Feb 22, 2009 11:17
Oh my. I am not happy at all right now.
I got my heart broken... Again. Can I really be that dumb? I deserve better.
My skin is a mess and I didn't lose weight this past week. I feel like I have good excuses, especially since I've been sick, but really it's not the fault of my illness that I decided to order dominos and eat wayyyy too much of it.
I've been having so much trouble sleeping lately and it's really frustrating. Everything is stressing me out and I feel like I can't get it under control. I wasn't even drunk Friday night, but I was so close to bursting into tears because I couldn't deal.
I can't do this semester at all.

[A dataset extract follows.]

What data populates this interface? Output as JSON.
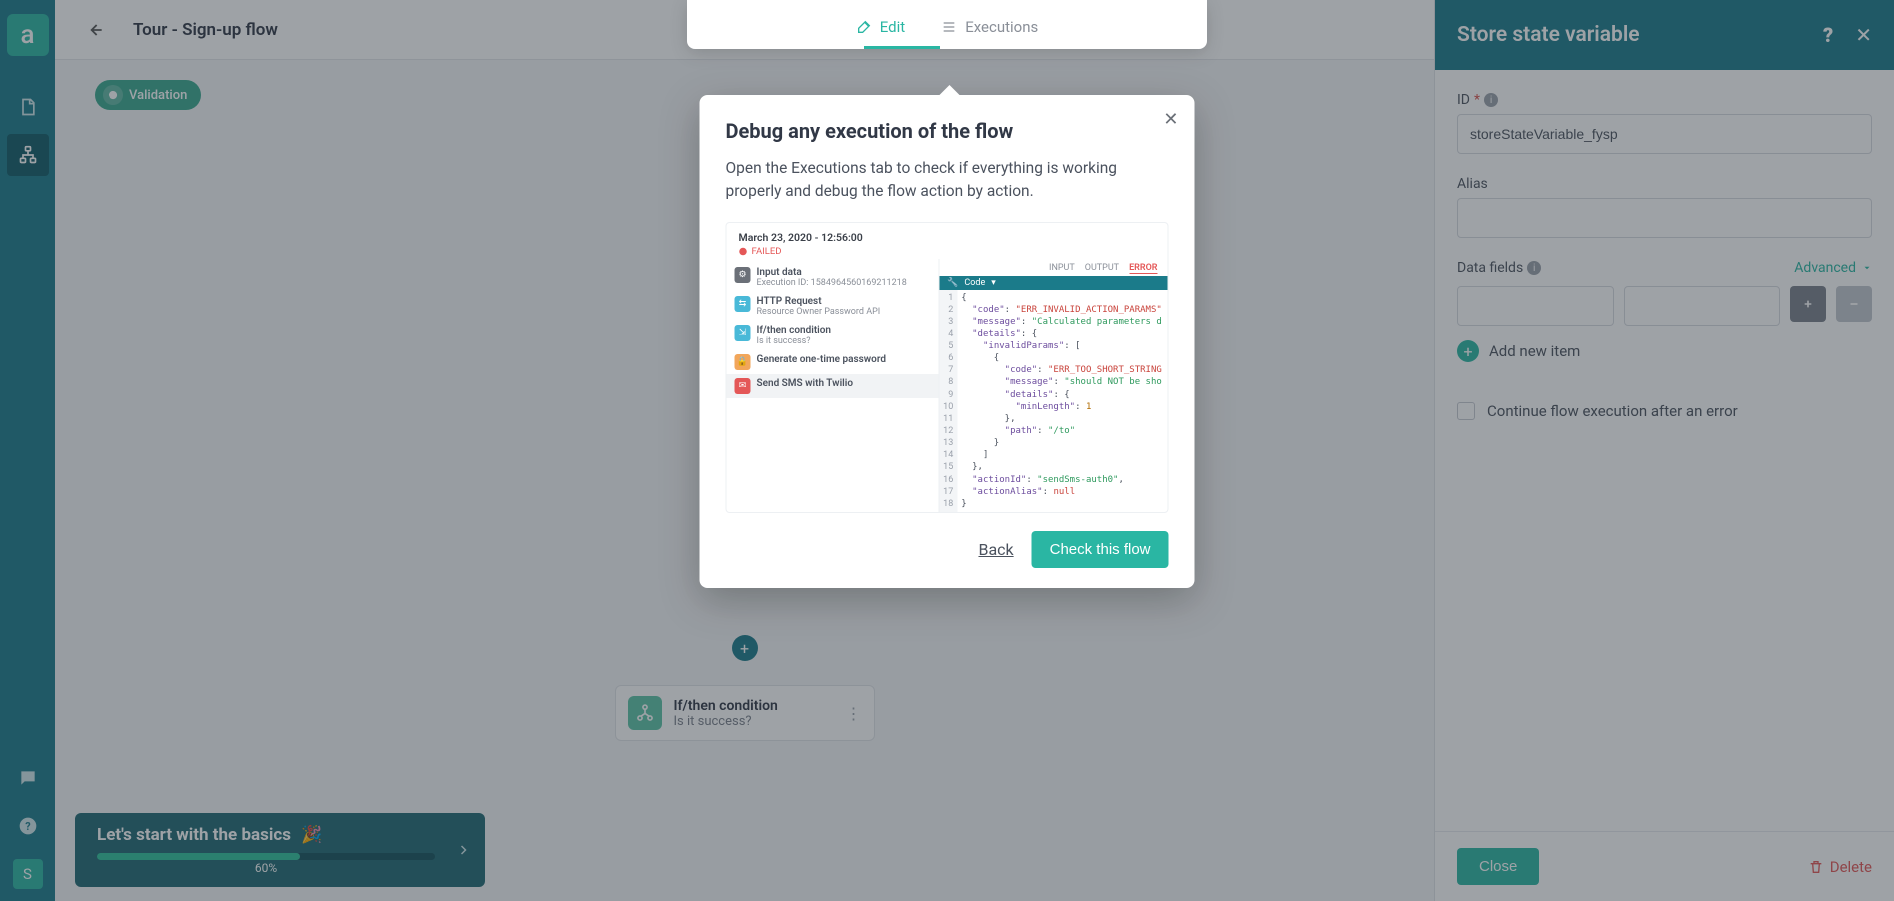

I don't really want to be a social worker anymore. And I know, I know I have a second degree in Psych, but I hate my only psych class this semester. My classmates suck and we're putting together a totally bullshit and biased survey that isn't going to prove a single thing to us at all. Like I don't even understand what they think the hypotheses are supposed to be. Thank you class, for ruining the one class that should have gotten me through the semester painlessly.
My internship is pretty pointless and I don't really do anything any more. Also, my seminar class is pointless and will be until it's my turn to present an hour long lesson on bi-polar disorder and mania in children, which will be a very interesting topic, but I mean comeeee on. I don't teach. Are you joking?
I'm going to DC in March, and I'm looking forward to that, but I'm also wondering what I got myself into, because I'm not even friends with anyone who is going. Maybe it's a last chance to form connections with people I've been in classes with the past four years? Anyway, it's all about woman's rights... Who knew I was such a feminist? =P
I think I decided last night while I was laying in bed that Ingrid Michaelson's son The Way I Am was written as a direct response to Hanson's Mmmbop.
Mmmbop has this line:
So hold on to the one's that really care
In the end they'll be the only ones there
When you get old and start losing your hair
Can you tell me, who will still care?
And Ingrid goes on to answer with:
I'd buy you Rogaine when you start losing all your hair.
Sew on patches to all you tear.
Cuz I love you more than I could ever promise.
And you take me the way I am.
So come on, right? How many songs directly relate how much you care about someone to hair loss?! It's perfect. Maybe I'm crazy? Can I please start a music blog that is clever and finds all sorts of strange relationships between random songs? That would be fun. Too bad I'm actually not all that clever. Haha.